Machine Learning - What is it?

Updated: Jun 12

A baby learns to crawl, walk and then run.  We are in the crawling stage when it comes to applying machine learning. -Dave Waters



Machine learning (ML) is the science of getting computers to use data and information to learn and improve their knowledge over time.


The machines automatically learn by observing historical data, identifying patterns that predict future observations, and ultimately supporting decision-making.


 

I. Types of Machine Learning


The basis of ML is ‘Learning”. The mainly used types of learning include:


1. Supervised machine learning




It is the process of using algorithms to learn by mapping an input (x) to an output (Y) to achieve a high level of prediction (Y) with new input data (x).


It is denominated supervised because this is like having a teacher supervising the process to ensure the degree of prediction.

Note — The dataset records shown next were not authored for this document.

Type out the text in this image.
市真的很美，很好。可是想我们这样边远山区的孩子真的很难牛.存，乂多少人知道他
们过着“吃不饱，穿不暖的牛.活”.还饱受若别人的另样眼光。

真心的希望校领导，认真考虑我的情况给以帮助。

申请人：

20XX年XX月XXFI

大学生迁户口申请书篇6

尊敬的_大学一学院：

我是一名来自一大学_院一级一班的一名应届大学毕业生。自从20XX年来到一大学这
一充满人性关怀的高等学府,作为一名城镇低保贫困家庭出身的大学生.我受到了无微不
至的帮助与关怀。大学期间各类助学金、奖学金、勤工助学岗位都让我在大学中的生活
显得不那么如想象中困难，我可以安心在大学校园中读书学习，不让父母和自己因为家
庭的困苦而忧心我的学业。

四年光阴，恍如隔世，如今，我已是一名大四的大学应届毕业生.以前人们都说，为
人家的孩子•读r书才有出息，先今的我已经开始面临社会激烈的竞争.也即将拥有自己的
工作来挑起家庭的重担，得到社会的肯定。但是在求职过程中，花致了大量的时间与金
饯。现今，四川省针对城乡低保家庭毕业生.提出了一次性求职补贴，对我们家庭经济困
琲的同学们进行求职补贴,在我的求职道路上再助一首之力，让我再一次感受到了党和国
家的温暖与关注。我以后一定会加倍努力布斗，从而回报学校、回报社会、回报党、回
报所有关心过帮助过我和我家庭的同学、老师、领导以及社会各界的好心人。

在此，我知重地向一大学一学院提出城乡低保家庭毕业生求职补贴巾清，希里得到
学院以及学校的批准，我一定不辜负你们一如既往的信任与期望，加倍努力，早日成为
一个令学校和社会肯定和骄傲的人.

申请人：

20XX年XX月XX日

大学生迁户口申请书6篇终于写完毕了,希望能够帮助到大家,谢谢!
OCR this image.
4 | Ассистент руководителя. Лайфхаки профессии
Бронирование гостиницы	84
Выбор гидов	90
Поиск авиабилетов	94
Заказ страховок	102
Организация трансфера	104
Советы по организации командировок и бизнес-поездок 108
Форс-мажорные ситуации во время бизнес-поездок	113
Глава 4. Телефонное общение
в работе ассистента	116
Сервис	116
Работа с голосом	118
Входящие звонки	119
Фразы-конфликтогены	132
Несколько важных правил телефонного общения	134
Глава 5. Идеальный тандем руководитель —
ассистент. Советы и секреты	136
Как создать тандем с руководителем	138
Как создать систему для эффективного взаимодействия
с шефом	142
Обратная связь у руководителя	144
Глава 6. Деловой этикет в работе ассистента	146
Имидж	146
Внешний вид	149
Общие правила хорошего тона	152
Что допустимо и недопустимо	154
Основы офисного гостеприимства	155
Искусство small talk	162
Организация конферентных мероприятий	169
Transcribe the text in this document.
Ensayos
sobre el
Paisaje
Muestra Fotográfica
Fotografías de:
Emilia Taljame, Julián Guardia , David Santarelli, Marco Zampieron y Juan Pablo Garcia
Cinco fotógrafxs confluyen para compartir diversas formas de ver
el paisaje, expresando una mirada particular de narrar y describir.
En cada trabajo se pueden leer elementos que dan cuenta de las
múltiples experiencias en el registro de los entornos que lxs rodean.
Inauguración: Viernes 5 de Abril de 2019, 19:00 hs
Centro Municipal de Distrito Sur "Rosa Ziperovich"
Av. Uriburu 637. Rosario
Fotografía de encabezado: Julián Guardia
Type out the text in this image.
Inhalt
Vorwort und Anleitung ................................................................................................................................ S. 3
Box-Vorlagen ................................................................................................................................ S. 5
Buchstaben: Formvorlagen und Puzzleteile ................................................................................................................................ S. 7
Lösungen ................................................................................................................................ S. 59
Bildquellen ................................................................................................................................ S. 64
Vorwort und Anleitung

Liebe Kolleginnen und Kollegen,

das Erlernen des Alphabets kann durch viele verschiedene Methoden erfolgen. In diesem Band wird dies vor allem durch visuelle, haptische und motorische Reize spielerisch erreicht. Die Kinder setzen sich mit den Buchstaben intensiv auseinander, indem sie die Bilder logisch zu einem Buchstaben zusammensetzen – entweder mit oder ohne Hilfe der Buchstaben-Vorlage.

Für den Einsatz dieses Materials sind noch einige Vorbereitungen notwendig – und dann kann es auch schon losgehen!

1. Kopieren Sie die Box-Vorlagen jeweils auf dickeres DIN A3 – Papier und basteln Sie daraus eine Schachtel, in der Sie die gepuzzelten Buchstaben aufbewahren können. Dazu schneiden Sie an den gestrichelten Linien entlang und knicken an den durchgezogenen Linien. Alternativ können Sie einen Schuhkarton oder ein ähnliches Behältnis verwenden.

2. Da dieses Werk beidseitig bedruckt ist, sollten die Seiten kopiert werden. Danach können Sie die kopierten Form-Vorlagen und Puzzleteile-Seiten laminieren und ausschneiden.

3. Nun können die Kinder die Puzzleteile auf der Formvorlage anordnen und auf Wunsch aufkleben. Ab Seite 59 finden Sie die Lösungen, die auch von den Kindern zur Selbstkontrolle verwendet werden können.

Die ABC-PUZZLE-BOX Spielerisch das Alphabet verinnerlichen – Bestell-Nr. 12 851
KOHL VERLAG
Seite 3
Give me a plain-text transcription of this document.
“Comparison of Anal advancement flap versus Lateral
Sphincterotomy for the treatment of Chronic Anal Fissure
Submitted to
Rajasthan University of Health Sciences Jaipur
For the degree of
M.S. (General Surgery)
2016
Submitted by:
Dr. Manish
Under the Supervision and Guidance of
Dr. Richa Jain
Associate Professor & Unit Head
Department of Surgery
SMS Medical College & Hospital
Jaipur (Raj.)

Supervised learning problems include:

· Classification: When the output variables are a category, such as “Active” or “Lost to follow-up” and “dead.”


· Regression: When the output variable is a numeric value such as “Weight” or “Retention rate.”


2. Unsupervised machine learning




It is the process of using algorithms to learn more about the data. The input data (x) is available here, and no corresponding output variable (Y) exists.


It is unsupervised because there is no wrong or right answer and no teacher. Algorithms explore, learn and present the structure in the data.


Conventional unsupervised methods are:

· Clustering: used to discover groupings

· Association: used to establish Association among variables inside large databases.


3. Semi-Supervised Learning



A reality found in many real-world datasets; is the process of using algorithms to learn the mapping of input (x) to an output (Y) where just some of the data is labeled (Y).


In this method, unsupervised learning algorithms are used to explore the input variables(x), and supervised learning algorithms are used to make predictions about the unlabeled data (Y) and then use the data back in the supervised algorithm as training data to predict new data.


4. Reinforcement Learning




It is a learning method where the algorithms try to continually find the best possible solution or path for a current situation. It differs from the other methods as no training data exists with input (x) and output (Y) variables. Here the algorithm learns sequentially from its own experience.


In reinforcement learning, the algorithm interacts with its environments, meaning that the output depends on the state of the current input, and the following input depends on the output of the previous input.